I also feel i should say we pursued a notion of political correctitude which was probably rather simplistic.  However, so do many advocates of the idea.

The second video is the reason i've entitled this entry as above, but seems to be a bit screwed up, which is a bit problematic.

Stop press:  it's now sorted and here it is:

Click to tweet:  http://clicktotweet.com/0aUyW .  Most people would probably either believe in the Fall literally and be creationist, probably Young Earth Creationist, or see it as a metaphor or allegory of a process we all go through in early life and believe in evolution, or of course they might reject both and simply believe in evolution as non-Christians.  I hold a third position.  Although i agree with the allegorical understanding of the Fall, i also think that it may reflect a series of real events.  Whereas i do present a particular hypothesis here, i'm not attached to it and am prepared to accept that i'm wrong.  In the context of the Fall, this is the correct and humble thing to do.  It would be perverse of me to assert that in spite of my sinfulness, limitation and proneness to error and self-serving "rational" thought, this is the definitive, correct version of events.  It's more presented as an illustration of how believing in a literal Fall is compatible with evolutionary theory.  I doubt anyone else at all believes this, including Christian palaeontologists and palaeoanthropologists.

This is my hypothesis:

Back in the Miocene, there were many different species of ape (incidentally, the Aegyptopithecus zeuxis in the video was not an ape although it was, like apes, a catarrhine primate - sorry about the mistake).  The climate back then was somewhat more humid and warmer than today, and there were widespread rainforests.  Apes were found in Europe, Asia and Africa.  Then, at the close of the Miocene, the climate became more arid.  This was due to the build up of ice, possibly due to the diversion of the Gulf Stream northwards and the appearance of snow in high latitudes, or orogeny (mountain building).  The following epoch, the Pliocene, was therefore more arid and the rainforests shrank.  Hence our ancestors were forced to survive on the savannah, where food sources were scarcer and not ideal nutritionally for a species which had evolved in the rainforest.  As a result, they effectively suffered from malnutrition, since the phytoestrogens and MAOIs in their diet were missing.  Even today it's possible to tell we are not eating the ideal diet because we cannot produce our own vitamin C.  This diet along with the harsh environment jointly led to a situation where foetuses did not develop healthily in the womb due to brain and hormonal problems, and the harsh environment and impairment of development combined to brutalise the species.  By the time of recorded history, this vicious cycle had been going on for many millenia and we had come to believe it was natural.  This is the biological explanation of how sin entered the world - this is the Fall, a uniquely human problem.
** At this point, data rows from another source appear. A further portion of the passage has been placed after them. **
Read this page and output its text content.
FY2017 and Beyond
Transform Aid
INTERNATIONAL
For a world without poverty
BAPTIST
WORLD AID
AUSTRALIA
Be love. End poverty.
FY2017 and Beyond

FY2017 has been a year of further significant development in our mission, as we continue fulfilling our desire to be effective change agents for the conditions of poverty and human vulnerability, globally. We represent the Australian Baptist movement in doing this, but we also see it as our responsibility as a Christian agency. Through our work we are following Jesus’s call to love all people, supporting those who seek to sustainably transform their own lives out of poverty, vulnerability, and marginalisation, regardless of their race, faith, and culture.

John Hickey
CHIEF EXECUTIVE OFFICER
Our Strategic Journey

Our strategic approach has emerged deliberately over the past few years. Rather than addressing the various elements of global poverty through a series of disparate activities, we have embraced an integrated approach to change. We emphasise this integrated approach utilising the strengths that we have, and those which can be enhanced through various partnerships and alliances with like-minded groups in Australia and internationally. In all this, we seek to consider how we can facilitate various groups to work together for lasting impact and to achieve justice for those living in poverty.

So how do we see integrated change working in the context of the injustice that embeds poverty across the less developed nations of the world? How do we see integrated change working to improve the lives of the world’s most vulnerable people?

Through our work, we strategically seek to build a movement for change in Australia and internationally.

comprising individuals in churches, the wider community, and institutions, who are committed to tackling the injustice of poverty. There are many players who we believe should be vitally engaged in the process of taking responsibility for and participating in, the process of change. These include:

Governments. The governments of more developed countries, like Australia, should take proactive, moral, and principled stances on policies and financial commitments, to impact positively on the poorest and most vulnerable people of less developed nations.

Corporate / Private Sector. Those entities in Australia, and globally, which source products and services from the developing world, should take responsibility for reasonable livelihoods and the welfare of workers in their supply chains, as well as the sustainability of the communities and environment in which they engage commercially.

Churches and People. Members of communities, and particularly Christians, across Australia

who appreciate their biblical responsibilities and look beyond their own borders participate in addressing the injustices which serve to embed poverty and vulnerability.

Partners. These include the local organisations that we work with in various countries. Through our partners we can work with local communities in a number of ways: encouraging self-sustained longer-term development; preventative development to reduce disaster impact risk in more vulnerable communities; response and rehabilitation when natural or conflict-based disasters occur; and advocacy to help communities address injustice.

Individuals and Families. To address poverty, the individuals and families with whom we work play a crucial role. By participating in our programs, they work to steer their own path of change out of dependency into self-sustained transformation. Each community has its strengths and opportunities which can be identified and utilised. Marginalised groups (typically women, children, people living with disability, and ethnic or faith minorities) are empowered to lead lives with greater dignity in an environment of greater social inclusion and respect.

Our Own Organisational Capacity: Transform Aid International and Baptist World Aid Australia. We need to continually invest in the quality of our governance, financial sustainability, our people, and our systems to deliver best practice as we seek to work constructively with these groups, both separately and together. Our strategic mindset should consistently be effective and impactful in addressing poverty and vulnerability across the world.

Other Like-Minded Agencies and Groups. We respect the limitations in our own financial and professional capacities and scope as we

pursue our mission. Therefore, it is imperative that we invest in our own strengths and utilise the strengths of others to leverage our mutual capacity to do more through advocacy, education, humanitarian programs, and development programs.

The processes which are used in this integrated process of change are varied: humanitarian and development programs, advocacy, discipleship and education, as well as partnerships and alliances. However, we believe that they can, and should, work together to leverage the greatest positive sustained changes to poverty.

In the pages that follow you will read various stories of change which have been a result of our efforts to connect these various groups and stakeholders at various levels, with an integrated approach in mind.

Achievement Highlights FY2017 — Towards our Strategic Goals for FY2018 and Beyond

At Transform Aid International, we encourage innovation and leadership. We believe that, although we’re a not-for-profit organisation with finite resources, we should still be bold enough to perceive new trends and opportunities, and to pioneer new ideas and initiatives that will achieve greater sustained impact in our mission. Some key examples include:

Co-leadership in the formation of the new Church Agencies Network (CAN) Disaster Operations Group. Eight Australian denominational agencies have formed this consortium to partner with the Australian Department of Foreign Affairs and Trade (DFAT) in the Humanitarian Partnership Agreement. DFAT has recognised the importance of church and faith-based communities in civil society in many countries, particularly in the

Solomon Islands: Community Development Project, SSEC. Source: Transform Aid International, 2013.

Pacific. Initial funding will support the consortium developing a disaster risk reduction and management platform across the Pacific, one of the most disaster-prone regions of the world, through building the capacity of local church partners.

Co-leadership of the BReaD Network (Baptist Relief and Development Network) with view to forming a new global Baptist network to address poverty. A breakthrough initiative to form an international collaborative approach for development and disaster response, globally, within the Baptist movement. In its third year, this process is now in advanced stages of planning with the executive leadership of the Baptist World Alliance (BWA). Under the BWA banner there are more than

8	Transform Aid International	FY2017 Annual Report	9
It's crucial to recognise two things about this.  One is that every single neurotypical individual since this event has been confronted with the choice to avoid or commit sin, and with one single exception throughout the whole of the history of the human race, every single one of us has chosen freely to sin.
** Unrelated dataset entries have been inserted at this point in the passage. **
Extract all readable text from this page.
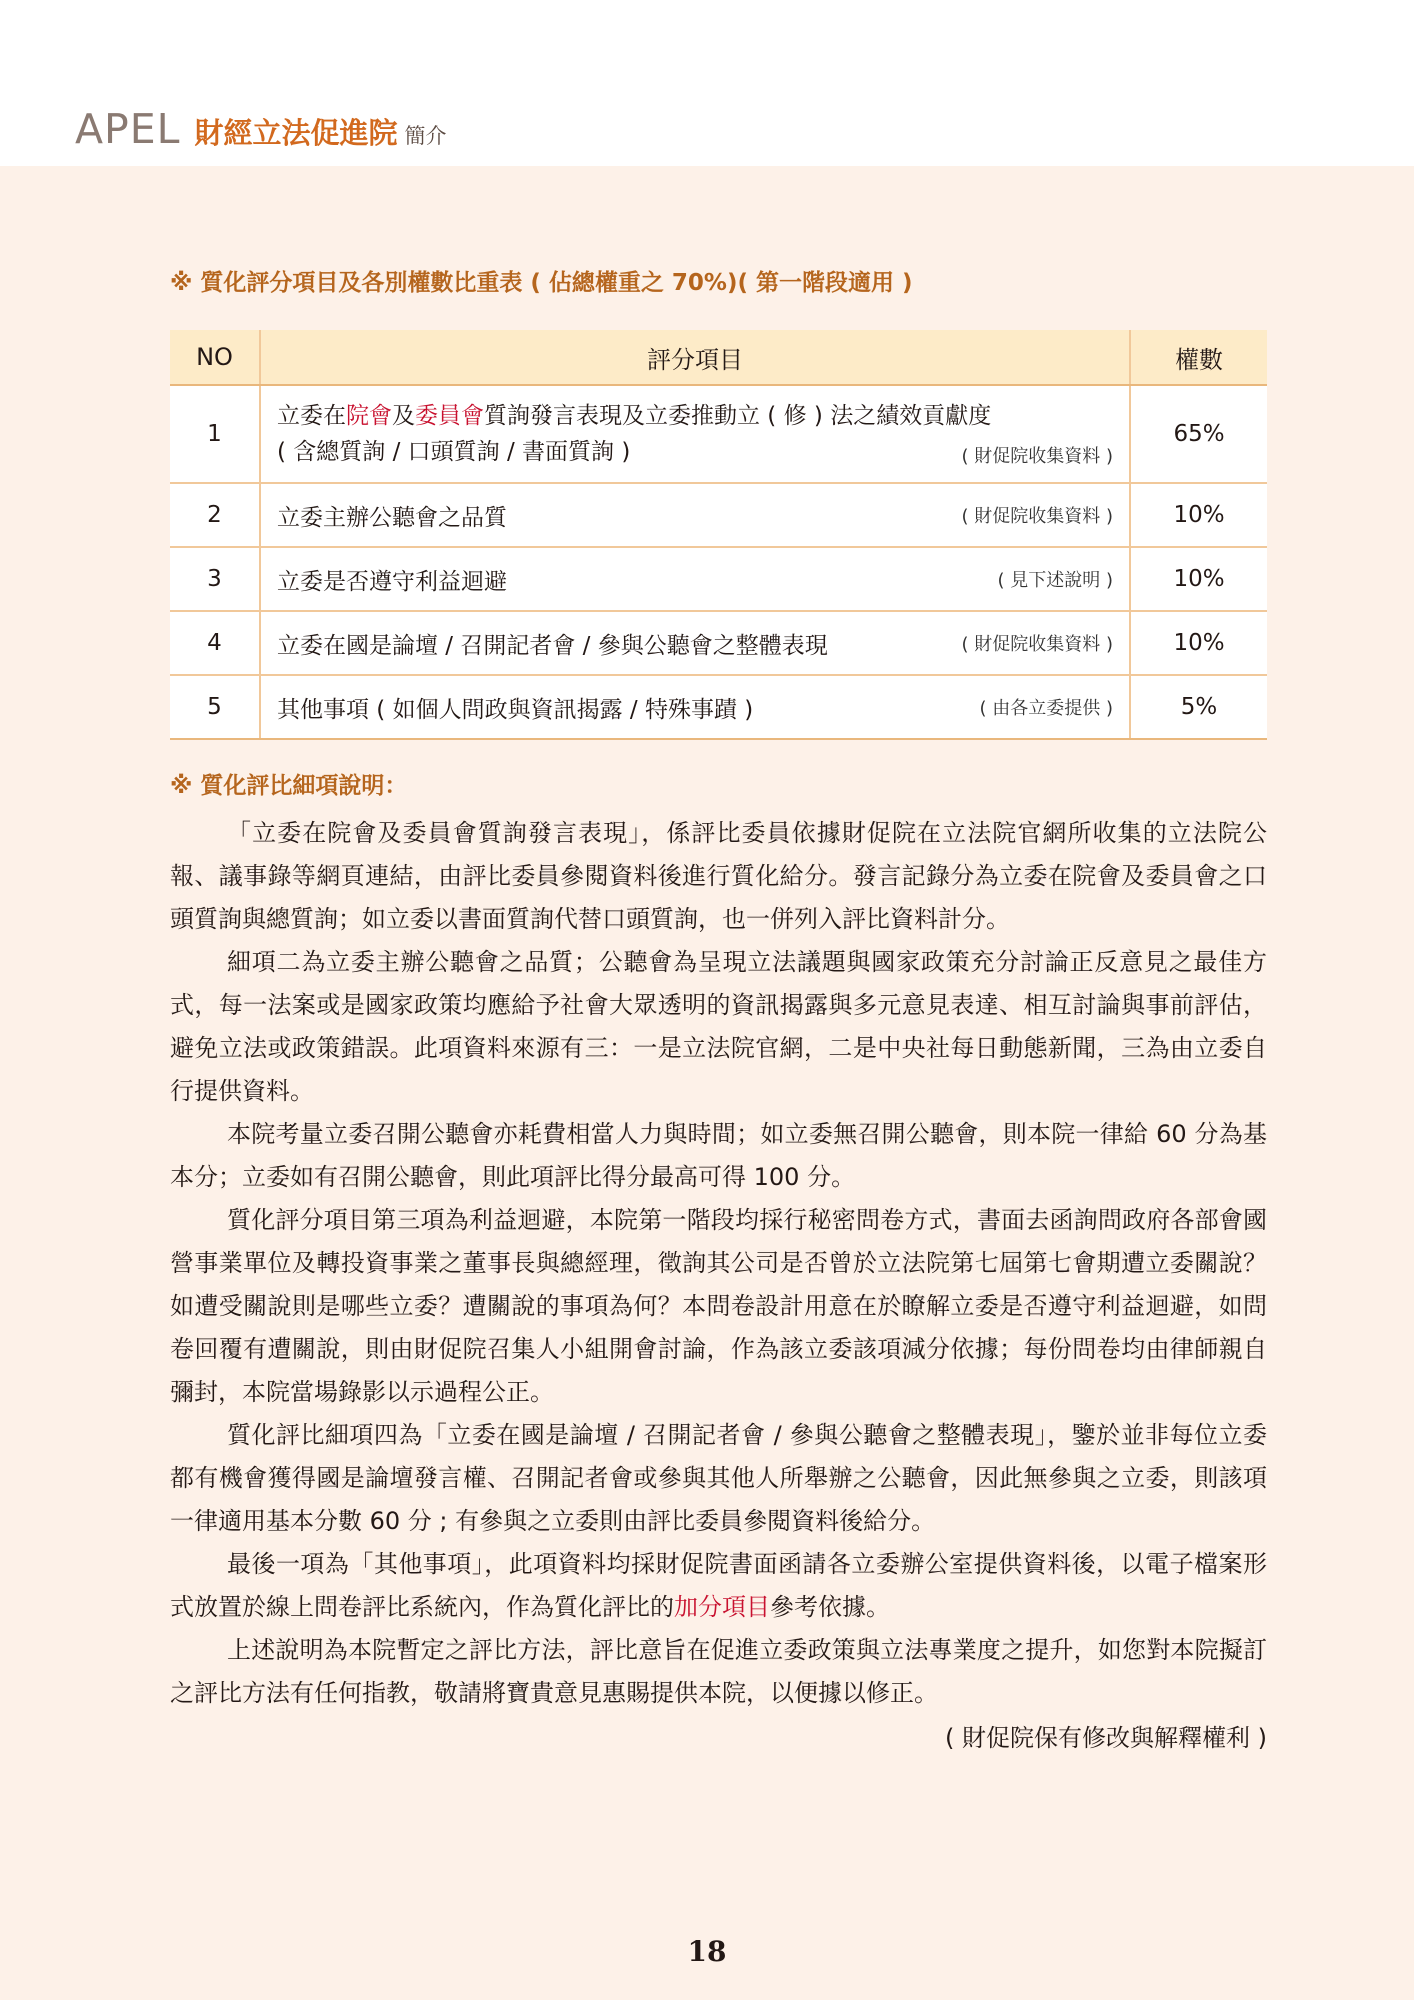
APEL 財經立法促進院 簡介
※ 質化評分項目及各別權數比重表 ( 佔總權重之 70%)( 第一階段適用 )
NO	評分項目	權數
1	立委在院會及委員會質詢發言表現及立委推動立 ( 修 ) 法之績效貢獻度
( 含總質詢 / 口頭質詢 / 書面質詢 ) ( 財促院收集資料 )	65%
2	立委主辦公聽會之品質 ( 財促院收集資料 )	10%
3	立委是否遵守利益迴避 ( 見下述說明 )	10%
4	立委在國是論壇 / 召開記者會 / 參與公聽會之整體表現 ( 財促院收集資料 )	10%
5	其他事項 ( 如個人問政與資訊揭露 / 特殊事蹟 ) ( 由各立委提供 )	5%
※ 質化評比細項說明：

「立委在院會及委員會質詢發言表現」，係評比委員依據財促院在立法院官網所收集的立法院公報、議事錄等網頁連結，由評比委員參閱資料後進行質化給分。發言記錄分為立委在院會及委員會之口頭質詢與總質詢；如立委以書面質詢代替口頭質詢，也一併列入評比資料計分。

細項二為立委主辦公聽會之品質；公聽會為呈現立法議題與國家政策充分討論正反意見之最佳方式，每一法案或是國家政策均應給予社會大眾透明的資訊揭露與多元意見表達、相互討論與事前評估，避免立法或政策錯誤。此項資料來源有三：一是立法院官網，二是中央社每日動態新聞，三為由立委自行提供資料。

本院考量立委召開公聽會亦耗費相當人力與時間；如立委無召開公聽會，則本院一律給 60 分為基本分；立委如有召開公聽會，則此項評比得分最高可得 100 分。

質化評分項目第三項為利益迴避，本院第一階段均採行秘密問卷方式，書面去函詢問政府各部會國營事業單位及轉投資事業之董事長與總經理，徵詢其公司是否曾於立法院第七屆第七會期遭立委關說？如遭受關說則是哪些立委？遭關說的事項為何？本問卷設計用意在於瞭解立委是否遵守利益迴避，如問卷回覆有遭關說，則由財促院召集人小組開會討論，作為該立委該項減分依據；每份問卷均由律師親自彌封，本院當場錄影以示過程公正。

質化評比細項四為「立委在國是論壇 / 召開記者會 / 參與公聽會之整體表現」，鑒於並非每位立委都有機會獲得國是論壇發言權、召開記者會或參與其他人所舉辦之公聽會，因此無參與之立委，則該項一律適用基本分數 60 分 ; 有參與之立委則由評比委員參閱資料後給分。

最後一項為「其他事項」，此項資料均採財促院書面函請各立委辦公室提供資料後，以電子檔案形式放置於線上問卷評比系統內，作為質化評比的加分項目參考依據。

上述說明為本院暫定之評比方法，評比意旨在促進立委政策與立法專業度之提升，如您對本院擬訂之評比方法有任何指教，敬請將寶貴意見惠賜提供本院，以便據以修正。

( 財促院保有修改與解釋權利 )
18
As i said this is an hypothesis, but i also believe there is some evidence for it.  One is the behaviour of chimpanzees compared to that of bonobos.  The relative harshness of the environment of chimps has led to them being more aggressive than bonobos.  They are examples of the kind of thing which went "wrong" in the Pliocene and led to "Adam and Eve" being "expelled" from the Garden of Eden.

It may be possible to test this hypothesis via the analysis of wear and tear on fossil teeth, dating the production and nature of stone tools and the isotope ratios of calcium and phosphorus in fossilised bones, but it probably isn't.

OK, so it sounds completely insane, but as i say i'm not 100% attached to this idea.  I'm just presenting it to show that evolutionary theory is compatible with a literal Fall.


This is a bit crazy of course, but it's not about the specific hypothesis so much as the principle that a scientific world view including belief in evolution is compatible with belief in the Fall.